De vives critiques ont fusé dimanche en Géorgie contre une chaîne de télévision qui a déclenché des réactions de panique après la diffusion d'un faux reportage affirmant qu'une invasion russe était en cours, un an et demi après la guerre éclair entre Tbilissi et Moscou.

«Beaucoup de gens ont été psychologiquement traumatisés», a protesté une dirigeante de l'opposition, Nino Bourdjanadzé, mise en cause dans l'émission, en pointant du doigt le président Mikheïl Saakachvili.

«Je suis sûre que chaque seconde de ce programme a reçu l'approbation de Saakachvili. La façon dont le gouvernement traite la population est scandaleuse», a déclaré à l'AFP l'ex-présidente du parlement géorgien.

Ce reportage était «en effet déplaisant», a jugé pour sa part M. Saakachvili, «mais la chose la plus déplaisante est que cela est extrêmement proche de ce qui peut arriver et de ce que conçoit l'ennemi de la Géorgie», a-t-il dit en allusion à la Russie.

En diffusant des images remontant à la courte guerre d'août 2008, la chaîne privée Imedi a annoncé samedi soir que des chars russes faisaient route sur la capitale Tbilissi et que le président Saakachvili avait été tué.

Un bref avertissement avant la diffusion indiquait qu'il s'agissait d'une «simulation», mais le reportage lui-même ne contenait aucune mention.

Et selon les médias locaux, la fausse nouvelle a suscité un nombre record d'appels aux services d'urgence et provoqué de multiples incidents cardiaques et évanouissements.

L'émission affirmait aussi que certains dirigeants de l'opposition, comme Mme Bourdjanadzé et l'ancien Premier ministre Zourab Nogaïdeli, s'étaient ralliés à la Russie et avaient appelé les militaires à se mutiner.

«Chaque mot me concernant était une calomnie malveillante et je vais poursuivre en justice la chaîne et les autorités», a déclaré Mme Bourdjanadzé, qui dirige le parti Mouvement démocratique - Géorgie unie.

Imedi a présenté ses excuses pour cette diffusion. La chaîne est dirigée par un proche allié de M. Saakachvili, porté à la présidence par une révolution populaire en 2003.

Ce dernier a depuis vu son crédit entamé notamment par sa décision de reprendre par la force en août 2008 le contrôle de la région séparatiste d'Ossétie du Sud, qui a provoqué l'entrée de troupes russes en Géorgie.

Des responsables gouvernementaux ont jugé irresponsable la diffusion du faux reportage, niant en avoir été préalablement informés.
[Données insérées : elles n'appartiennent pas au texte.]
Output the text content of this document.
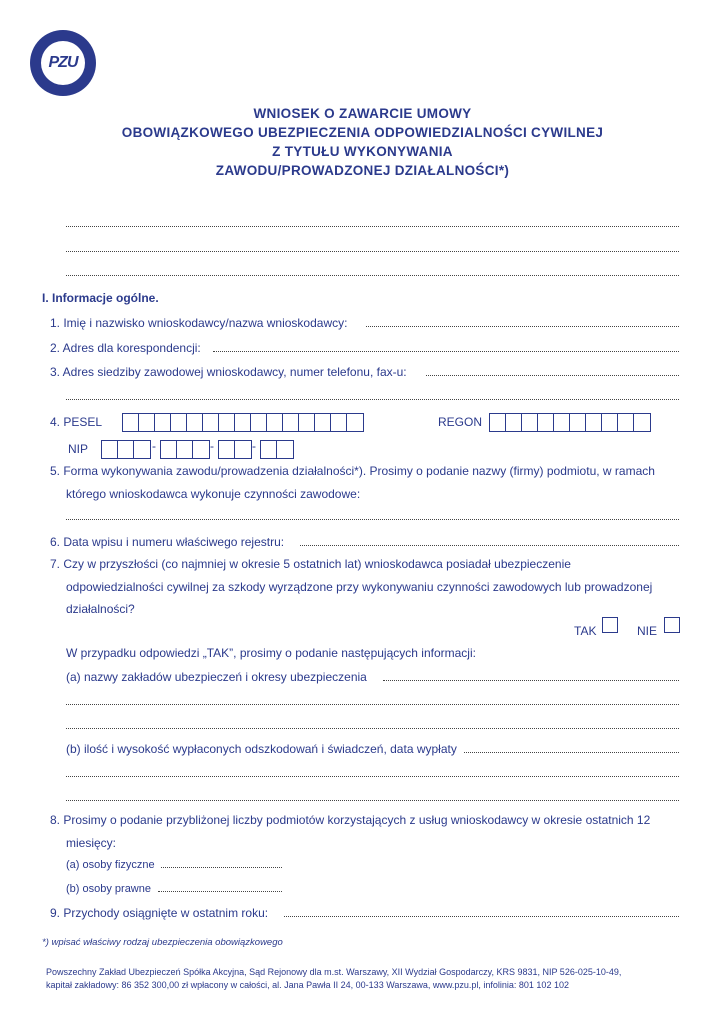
PZU
WNIOSEK O ZAWARCIE UMOWY
OBOWIĄZKOWEGO UBEZPIECZENIA ODPOWIEDZIALNOŚCI CYWILNEJ
Z TYTUŁU WYKONYWANIA
ZAWODU/PROWADZONEJ DZIAŁALNOŚCI*)
I. Informacje ogólne.
1. Imię i nazwisko wnioskodawcy/nazwa wnioskodawcy:
2. Adres dla korespondencji:
3. Adres siedziby zawodowej wnioskodawcy, numer telefonu, fax-u:
4. PESEL	REGON
NIP	-	-	-
5. Forma wykonywania zawodu/prowadzenia działalności*). Prosimy o podanie nazwy (firmy) podmiotu, w ramach
którego wnioskodawca wykonuje czynności zawodowe:
6. Data wpisu i numeru właściwego rejestru:
7. Czy w przyszłości (co najmniej w okresie 5 ostatnich lat) wnioskodawca posiadał ubezpieczenie
odpowiedzialności cywilnej za szkody wyrządzone przy wykonywaniu czynności zawodowych lub prowadzonej
działalności?
TAK	NIE
W przypadku odpowiedzi „TAK”, prosimy o podanie następujących informacji:
(a) nazwy zakładów ubezpieczeń i okresy ubezpieczenia
(b) ilość i wysokość wypłaconych odszkodowań i świadczeń, data wypłaty
8. Prosimy o podanie przybliżonej liczby podmiotów korzystających z usług wnioskodawcy w okresie ostatnich 12
miesięcy:
(a) osoby fizyczne
(b) osoby prawne
9. Przychody osiągnięte w ostatnim roku:
*) wpisać właściwy rodzaj ubezpieczenia obowiązkowego
Powszechny Zakład Ubezpieczeń Spółka Akcyjna, Sąd Rejonowy dla m.st. Warszawy, XII Wydział Gospodarczy, KRS 9831, NIP 526-025-10-49,
kapitał zakładowy: 86 352 300,00 zł wpłacony w całości, al. Jana Pawła II 24, 00-133 Warszawa, www.pzu.pl, infolinia: 801 102 102
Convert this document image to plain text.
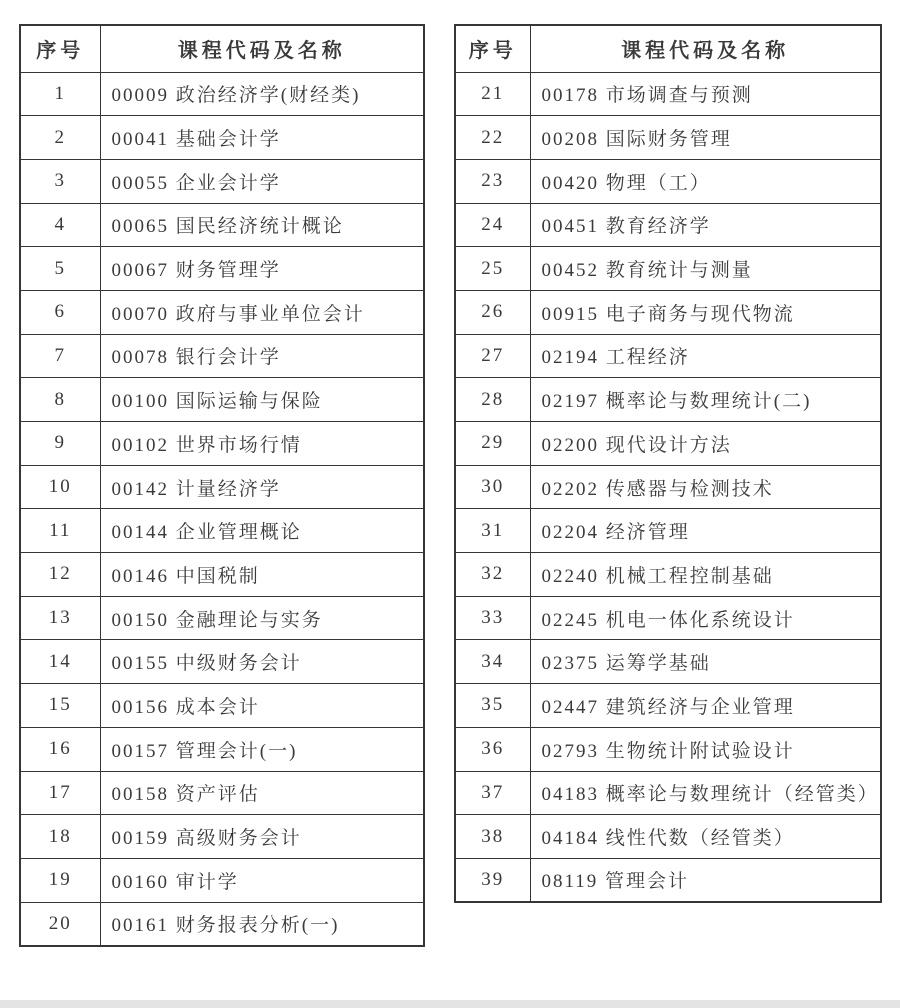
序号	课程代码及名称
1	00009 政治经济学(财经类)
2	00041 基础会计学
3	00055 企业会计学
4	00065 国民经济统计概论
5	00067 财务管理学
6	00070 政府与事业单位会计
7	00078 银行会计学
8	00100 国际运输与保险
9	00102 世界市场行情
10	00142 计量经济学
11	00144 企业管理概论
12	00146 中国税制
13	00150 金融理论与实务
14	00155 中级财务会计
15	00156 成本会计
16	00157 管理会计(一)
17	00158 资产评估
18	00159 高级财务会计
19	00160 审计学
20	00161 财务报表分析(一)
序号	课程代码及名称
21	00178 市场调查与预测
22	00208 国际财务管理
23	00420 物理（工）
24	00451 教育经济学
25	00452 教育统计与测量
26	00915 电子商务与现代物流
27	02194 工程经济
28	02197 概率论与数理统计(二)
29	02200 现代设计方法
30	02202 传感器与检测技术
31	02204 经济管理
32	02240 机械工程控制基础
33	02245 机电一体化系统设计
34	02375 运筹学基础
35	02447 建筑经济与企业管理
36	02793 生物统计附试验设计
37	04183 概率论与数理统计（经管类）
38	04184 线性代数（经管类）
39	08119 管理会计
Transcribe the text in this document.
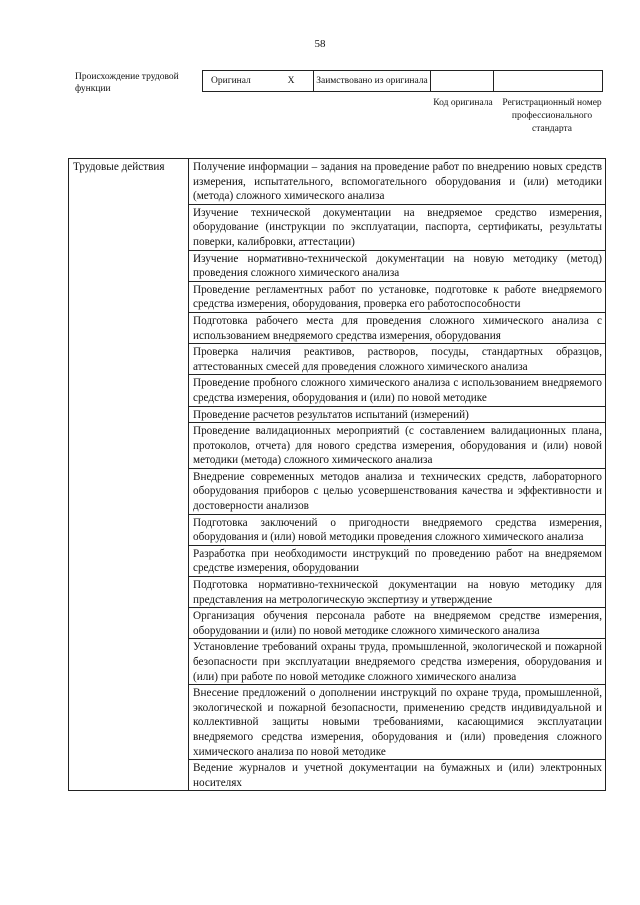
58
Происхождение трудовой функции
Оригинал	X	Заимствовано из оригинала		
Код оригинала	Регистрационный номер профессионального стандарта
Трудовые действия	Получение информации – задания на проведение работ по внедрению новых средств измерения, испытательного, вспомогательного оборудования и (или) методики (метода) сложного химического анализа
Изучение технической документации на внедряемое средство измерения, оборудование (инструкции по эксплуатации, паспорта, сертификаты, результаты поверки, калибровки, аттестации)
Изучение нормативно-технической документации на новую методику (метод) проведения сложного химического анализа
Проведение регламентных работ по установке, подготовке к работе внедряемого средства измерения, оборудования, проверка его работоспособности
Подготовка рабочего места для проведения сложного химического анализа с использованием внедряемого средства измерения, оборудования
Проверка наличия реактивов, растворов, посуды, стандартных образцов, аттестованных смесей для проведения сложного химического анализа
Проведение пробного сложного химического анализа с использованием внедряемого средства измерения, оборудования и (или) по новой методике
Проведение расчетов результатов испытаний (измерений)
Проведение валидационных мероприятий (с составлением валидационных плана, протоколов, отчета) для нового средства измерения, оборудования и (или) новой методики (метода) сложного химического анализа
Внедрение современных методов анализа и технических средств, лабораторного оборудования приборов с целью усовершенствования качества и эффективности и достоверности анализов
Подготовка заключений о пригодности внедряемого средства измерения, оборудования и (или) новой методики проведения сложного химического анализа
Разработка при необходимости инструкций по проведению работ на внедряемом средстве измерения, оборудовании
Подготовка нормативно-технической документации на новую методику для представления на метрологическую экспертизу и утверждение
Организация обучения персонала работе на внедряемом средстве измерения, оборудовании и (или) по новой методике сложного химического анализа
Установление требований охраны труда, промышленной, экологической и пожарной безопасности при эксплуатации внедряемого средства измерения, оборудования и (или) при работе по новой методике сложного химического анализа
Внесение предложений о дополнении инструкций по охране труда, промышленной, экологической и пожарной безопасности, применению средств индивидуальной и коллективной защиты новыми требованиями, касающимися эксплуатации внедряемого средства измерения, оборудования и (или) проведения сложного химического анализа по новой методике
Ведение журналов и учетной документации на бумажных и (или) электронных носителях
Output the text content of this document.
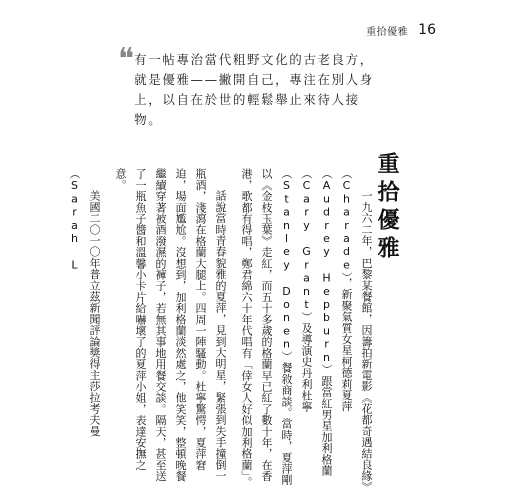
重拾優雅 16
❝ 有一帖專治當代粗野文化的古老良方，就是優雅——撇開自己，專注在別人身上，以自在於世的輕鬆舉止來待人接物。
重拾優雅

一九六二年，巴黎某餐館，因籌拍新電影《花都奇遇結良緣》（Charade），新聚氣質女星柯德莉夏萍（Audrey Hepburn）跟當紅男星加利格蘭（Cary Grant）及導演史丹利杜寧（Stanley Donen）餐敘商談。當時，夏萍剛以《金枝玉葉》走紅，而五十多歲的格蘭早已紅了數十年，在香港，歌都有得唱，鄭君綿六十年代唱有「倖女人好似加利格蘭」。

話說當時青春貌雅的夏萍，見到大明星，緊張到失手撞倒一瓶酒，淺瀉在格蘭大腿上。四周一陣騷動。杜寧驚愕，夏萍窘迫，場面尷尬。沒想到，加利格蘭淡然處之，他笑笑，整頓晚餐繼續穿著被酒潑濕的褲子，若無其事地用餐交談。隔天，甚至送了一瓶魚子醬和溫馨小卡片給嚇壞了的夏萍小姐，表達安撫之意。

美國二〇一〇年普立茲新聞評論獎得主莎拉考夫曼（Sarah L
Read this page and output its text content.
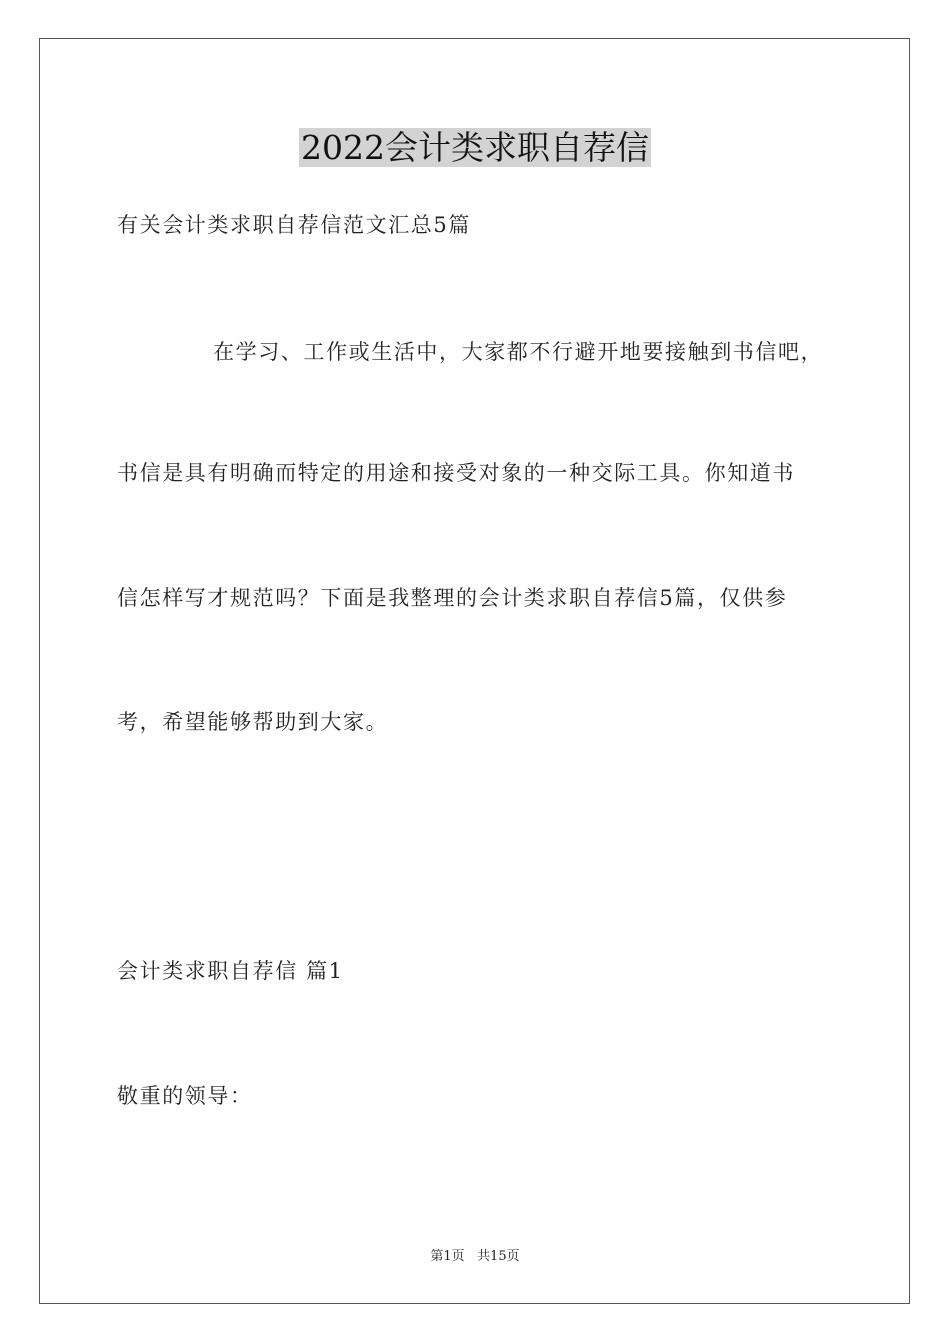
2022会计类求职自荐信
有关会计类求职自荐信范文汇总5篇
在学习、工作或生活中，大家都不行避开地要接触到书信吧，
书信是具有明确而特定的用途和接受对象的一种交际工具。你知道书
信怎样写才规范吗？下面是我整理的会计类求职自荐信5篇，仅供参
考，希望能够帮助到大家。
会计类求职自荐信 篇1
敬重的领导：
第1页   共15页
«L'opposition a créé une fable selon laquelle le programme avait le soutien des autorités et elle essaie d'utiliser cette fable pour servir ses propres intérêts», a déclaré à l'AFP Eka Tkéchélachvili, secrétaire du Conseil national de sécurité géorgien.

«Bien sûr, c'est complètement faux. Ce programme a été pour les autorités une surprise extrêmement déplaisante», a-t-elle assuré.

Deux pages apparues sur le réseau social Facebook peu après la diffusion du sujet ont elles aussi critiqué Imedi et attiré plus de 6.000 visiteurs dimanche à la mi-journée.

«Où est le professionnalisme? Où est l'éthique? Ces idiots ne connaissent même pas la signification de ces mots», écrit l'auteur d'un des messages.

En Russie aussi, les réactions ne se sont pas fait attendre.

«Il suffit de voir à qui cela profite. Dans ce cas-là, la seule personne qui en bénéficie est le président Saakachvili, dont la seule manière d'avoir une place quelconque dans l'Histoire est de faire croire aux gens que leur pays est en danger», a déclaré à la télévision russe Konstantin Kossatchev, président de la commission des Affaires étrangères de la chambre basse du Parlement russe (Douma).